Vitaly Shmatikov (with Adam Smith of Penn State): a system for privacy-preserving deep learning. Deep learning based on artificial neural networks has led to dramatic improvements in speech and image recognition, language translation, and other AI tasks, yet centralized collection of training data from millions of users presents serious privacy risks. This project aims to design and implement a practical system that will enable data holders to learn accurate neural-network models without sharing their training datasets but still benefitting from other participants who are concurrently learning similar models.
Nate Foster and Dexter Kozen: a new probabilistic framework for programming software-defined networks (SDNs). Most existing SDN languages are deterministic, which makes it difficult to give satisfactory treatments of phenomena such as congestion given uncertain traffic patterns or reliability in the presence of failures.
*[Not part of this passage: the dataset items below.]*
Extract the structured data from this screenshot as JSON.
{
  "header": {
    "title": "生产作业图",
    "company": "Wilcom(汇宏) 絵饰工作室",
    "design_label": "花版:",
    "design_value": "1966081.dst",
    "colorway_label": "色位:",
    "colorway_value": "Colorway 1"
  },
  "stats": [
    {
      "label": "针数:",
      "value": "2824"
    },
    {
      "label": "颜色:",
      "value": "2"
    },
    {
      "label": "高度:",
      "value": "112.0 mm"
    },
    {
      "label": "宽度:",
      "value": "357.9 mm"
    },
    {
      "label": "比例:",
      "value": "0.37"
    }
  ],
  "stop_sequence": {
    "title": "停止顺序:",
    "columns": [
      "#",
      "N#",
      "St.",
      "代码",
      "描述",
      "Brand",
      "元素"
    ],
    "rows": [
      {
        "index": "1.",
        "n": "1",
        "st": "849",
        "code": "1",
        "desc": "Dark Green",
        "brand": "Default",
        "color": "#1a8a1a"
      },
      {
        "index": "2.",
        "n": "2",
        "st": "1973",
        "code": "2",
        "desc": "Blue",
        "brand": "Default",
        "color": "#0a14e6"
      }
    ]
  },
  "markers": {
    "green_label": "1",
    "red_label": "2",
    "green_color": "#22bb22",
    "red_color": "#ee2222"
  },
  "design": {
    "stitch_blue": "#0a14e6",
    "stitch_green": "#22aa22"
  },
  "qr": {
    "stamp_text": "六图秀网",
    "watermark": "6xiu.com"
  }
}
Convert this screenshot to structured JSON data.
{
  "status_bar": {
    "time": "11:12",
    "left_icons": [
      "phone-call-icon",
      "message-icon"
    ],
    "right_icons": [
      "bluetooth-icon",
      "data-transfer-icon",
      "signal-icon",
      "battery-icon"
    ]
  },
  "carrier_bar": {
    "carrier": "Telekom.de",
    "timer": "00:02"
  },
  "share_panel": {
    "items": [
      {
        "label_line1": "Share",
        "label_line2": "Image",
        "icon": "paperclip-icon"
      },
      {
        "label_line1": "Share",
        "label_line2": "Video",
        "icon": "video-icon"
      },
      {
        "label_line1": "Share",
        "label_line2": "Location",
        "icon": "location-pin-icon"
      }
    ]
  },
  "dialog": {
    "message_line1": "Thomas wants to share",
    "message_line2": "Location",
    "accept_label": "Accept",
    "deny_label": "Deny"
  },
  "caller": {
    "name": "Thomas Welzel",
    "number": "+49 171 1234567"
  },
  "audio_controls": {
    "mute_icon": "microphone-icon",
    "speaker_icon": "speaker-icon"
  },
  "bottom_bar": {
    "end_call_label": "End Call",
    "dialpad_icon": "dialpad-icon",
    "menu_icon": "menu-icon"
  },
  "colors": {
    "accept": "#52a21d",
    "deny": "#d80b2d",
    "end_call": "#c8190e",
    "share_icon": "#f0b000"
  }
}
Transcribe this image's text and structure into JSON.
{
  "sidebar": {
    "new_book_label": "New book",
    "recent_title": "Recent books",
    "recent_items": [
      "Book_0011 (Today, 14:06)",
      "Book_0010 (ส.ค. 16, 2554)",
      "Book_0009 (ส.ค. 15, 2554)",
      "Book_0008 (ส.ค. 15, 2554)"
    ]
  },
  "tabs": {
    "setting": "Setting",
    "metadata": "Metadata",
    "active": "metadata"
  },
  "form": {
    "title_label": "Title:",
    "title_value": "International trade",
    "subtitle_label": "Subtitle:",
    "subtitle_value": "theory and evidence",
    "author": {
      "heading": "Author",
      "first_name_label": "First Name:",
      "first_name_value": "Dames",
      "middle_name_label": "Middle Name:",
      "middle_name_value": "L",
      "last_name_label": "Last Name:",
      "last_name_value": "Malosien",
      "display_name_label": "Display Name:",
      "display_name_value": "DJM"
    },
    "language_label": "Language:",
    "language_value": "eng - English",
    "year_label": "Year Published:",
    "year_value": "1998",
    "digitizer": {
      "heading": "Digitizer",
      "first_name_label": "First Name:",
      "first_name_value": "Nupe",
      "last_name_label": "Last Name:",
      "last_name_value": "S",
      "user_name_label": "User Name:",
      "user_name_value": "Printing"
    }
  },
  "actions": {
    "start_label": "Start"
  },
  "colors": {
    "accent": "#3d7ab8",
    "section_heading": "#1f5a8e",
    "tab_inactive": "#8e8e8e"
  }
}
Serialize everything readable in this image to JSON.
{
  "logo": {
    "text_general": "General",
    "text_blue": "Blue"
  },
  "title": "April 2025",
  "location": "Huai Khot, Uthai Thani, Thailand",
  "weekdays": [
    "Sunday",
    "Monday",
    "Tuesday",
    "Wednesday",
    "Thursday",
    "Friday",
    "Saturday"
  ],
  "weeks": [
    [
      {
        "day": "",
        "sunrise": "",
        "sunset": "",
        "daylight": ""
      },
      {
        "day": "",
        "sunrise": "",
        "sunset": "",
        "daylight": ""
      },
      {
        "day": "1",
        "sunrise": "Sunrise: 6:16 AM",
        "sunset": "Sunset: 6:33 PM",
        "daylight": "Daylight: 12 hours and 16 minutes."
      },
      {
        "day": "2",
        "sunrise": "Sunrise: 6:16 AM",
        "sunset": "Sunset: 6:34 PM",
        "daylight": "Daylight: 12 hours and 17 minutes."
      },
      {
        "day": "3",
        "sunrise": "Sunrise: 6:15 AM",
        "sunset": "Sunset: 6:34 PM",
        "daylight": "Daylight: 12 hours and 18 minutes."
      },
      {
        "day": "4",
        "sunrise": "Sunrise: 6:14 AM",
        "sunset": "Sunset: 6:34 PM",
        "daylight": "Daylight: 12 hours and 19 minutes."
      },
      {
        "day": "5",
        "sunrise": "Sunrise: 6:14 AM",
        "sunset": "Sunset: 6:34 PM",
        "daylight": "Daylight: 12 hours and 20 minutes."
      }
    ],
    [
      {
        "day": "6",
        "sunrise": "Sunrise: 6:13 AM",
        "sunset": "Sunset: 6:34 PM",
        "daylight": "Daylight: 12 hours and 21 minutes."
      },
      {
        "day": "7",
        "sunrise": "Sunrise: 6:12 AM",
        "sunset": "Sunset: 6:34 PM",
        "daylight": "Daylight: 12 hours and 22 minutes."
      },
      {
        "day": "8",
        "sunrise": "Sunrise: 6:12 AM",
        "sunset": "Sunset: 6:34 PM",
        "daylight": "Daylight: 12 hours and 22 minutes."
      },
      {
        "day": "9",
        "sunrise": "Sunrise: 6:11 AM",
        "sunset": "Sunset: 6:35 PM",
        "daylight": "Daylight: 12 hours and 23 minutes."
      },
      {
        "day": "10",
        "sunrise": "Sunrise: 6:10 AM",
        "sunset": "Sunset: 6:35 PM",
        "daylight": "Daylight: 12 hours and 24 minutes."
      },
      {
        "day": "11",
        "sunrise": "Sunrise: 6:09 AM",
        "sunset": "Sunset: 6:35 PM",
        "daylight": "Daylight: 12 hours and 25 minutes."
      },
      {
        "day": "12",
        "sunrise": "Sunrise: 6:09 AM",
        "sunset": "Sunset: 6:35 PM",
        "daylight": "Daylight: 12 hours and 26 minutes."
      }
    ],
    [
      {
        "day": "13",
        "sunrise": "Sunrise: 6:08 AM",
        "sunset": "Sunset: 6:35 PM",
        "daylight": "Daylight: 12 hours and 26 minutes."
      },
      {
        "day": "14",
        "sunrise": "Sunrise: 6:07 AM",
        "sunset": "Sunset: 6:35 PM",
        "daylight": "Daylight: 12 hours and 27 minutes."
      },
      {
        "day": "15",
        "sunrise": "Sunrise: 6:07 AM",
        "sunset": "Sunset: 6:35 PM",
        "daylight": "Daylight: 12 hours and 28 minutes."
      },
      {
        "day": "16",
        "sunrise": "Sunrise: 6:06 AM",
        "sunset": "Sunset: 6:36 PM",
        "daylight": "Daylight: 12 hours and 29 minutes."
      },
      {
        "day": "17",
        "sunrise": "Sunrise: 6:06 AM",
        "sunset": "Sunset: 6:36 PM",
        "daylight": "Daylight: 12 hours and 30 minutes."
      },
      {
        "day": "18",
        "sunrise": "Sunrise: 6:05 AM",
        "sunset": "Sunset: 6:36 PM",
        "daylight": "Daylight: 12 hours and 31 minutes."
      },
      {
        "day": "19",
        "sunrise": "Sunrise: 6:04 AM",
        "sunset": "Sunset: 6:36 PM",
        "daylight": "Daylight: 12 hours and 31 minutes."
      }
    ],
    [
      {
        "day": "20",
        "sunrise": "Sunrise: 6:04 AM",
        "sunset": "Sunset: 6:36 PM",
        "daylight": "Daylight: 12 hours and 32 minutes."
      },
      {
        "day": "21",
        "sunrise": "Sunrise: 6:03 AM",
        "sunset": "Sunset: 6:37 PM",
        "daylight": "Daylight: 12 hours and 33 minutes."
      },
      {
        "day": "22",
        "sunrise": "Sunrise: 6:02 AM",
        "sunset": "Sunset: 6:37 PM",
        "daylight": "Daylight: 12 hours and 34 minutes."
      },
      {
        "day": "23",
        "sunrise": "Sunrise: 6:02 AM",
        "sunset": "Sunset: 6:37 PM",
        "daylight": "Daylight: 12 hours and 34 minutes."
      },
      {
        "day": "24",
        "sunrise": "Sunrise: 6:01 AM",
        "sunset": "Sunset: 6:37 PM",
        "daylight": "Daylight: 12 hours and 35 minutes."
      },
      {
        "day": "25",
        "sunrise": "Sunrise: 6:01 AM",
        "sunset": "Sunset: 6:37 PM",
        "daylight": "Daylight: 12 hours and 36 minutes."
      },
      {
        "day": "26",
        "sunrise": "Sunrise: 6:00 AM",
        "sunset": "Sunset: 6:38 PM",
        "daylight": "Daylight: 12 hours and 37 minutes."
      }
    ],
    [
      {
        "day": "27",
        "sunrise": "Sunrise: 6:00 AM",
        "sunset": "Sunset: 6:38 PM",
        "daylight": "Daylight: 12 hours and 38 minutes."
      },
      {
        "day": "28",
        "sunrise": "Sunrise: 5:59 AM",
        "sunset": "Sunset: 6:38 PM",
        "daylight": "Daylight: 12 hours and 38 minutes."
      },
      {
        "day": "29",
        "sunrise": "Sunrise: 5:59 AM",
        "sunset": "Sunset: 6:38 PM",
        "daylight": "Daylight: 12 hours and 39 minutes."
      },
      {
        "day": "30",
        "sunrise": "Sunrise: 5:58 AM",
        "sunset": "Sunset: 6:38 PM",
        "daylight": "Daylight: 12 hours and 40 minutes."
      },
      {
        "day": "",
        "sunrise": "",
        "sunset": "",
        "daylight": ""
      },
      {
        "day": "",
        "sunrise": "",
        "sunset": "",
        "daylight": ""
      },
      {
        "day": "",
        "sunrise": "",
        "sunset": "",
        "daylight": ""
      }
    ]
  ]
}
This project will develop a new programming language based on probabilistic semantics and tools for compiling programs and automatically verifying formal properties.
Ari Juels and Tom Ristenpart: security property enforcement (SPE) for cloud services. SPE applies in settings in which a cloud provider such as Google wishes to apply proprietary algorithms to customers sensitive data. SPE provides strong evidence to customers (or auditors working on their behalf) that the provider is not abusing its access to sensitive data and to the provider that malicious customers cannot exploit sensitive information about proprietary provider algorithms.
Rafael Pass: large-scale privacy-preserving computation. Cryptographic methods such as secure multi-party computation enable securely and privately performing any computation on individuals private inputs. Such methods, however, do not scale to the modern regime of large-scale distributed, parallel, data processing. This project will develop methods to securely and privately process large amounts of data using parallel distributed algorithms.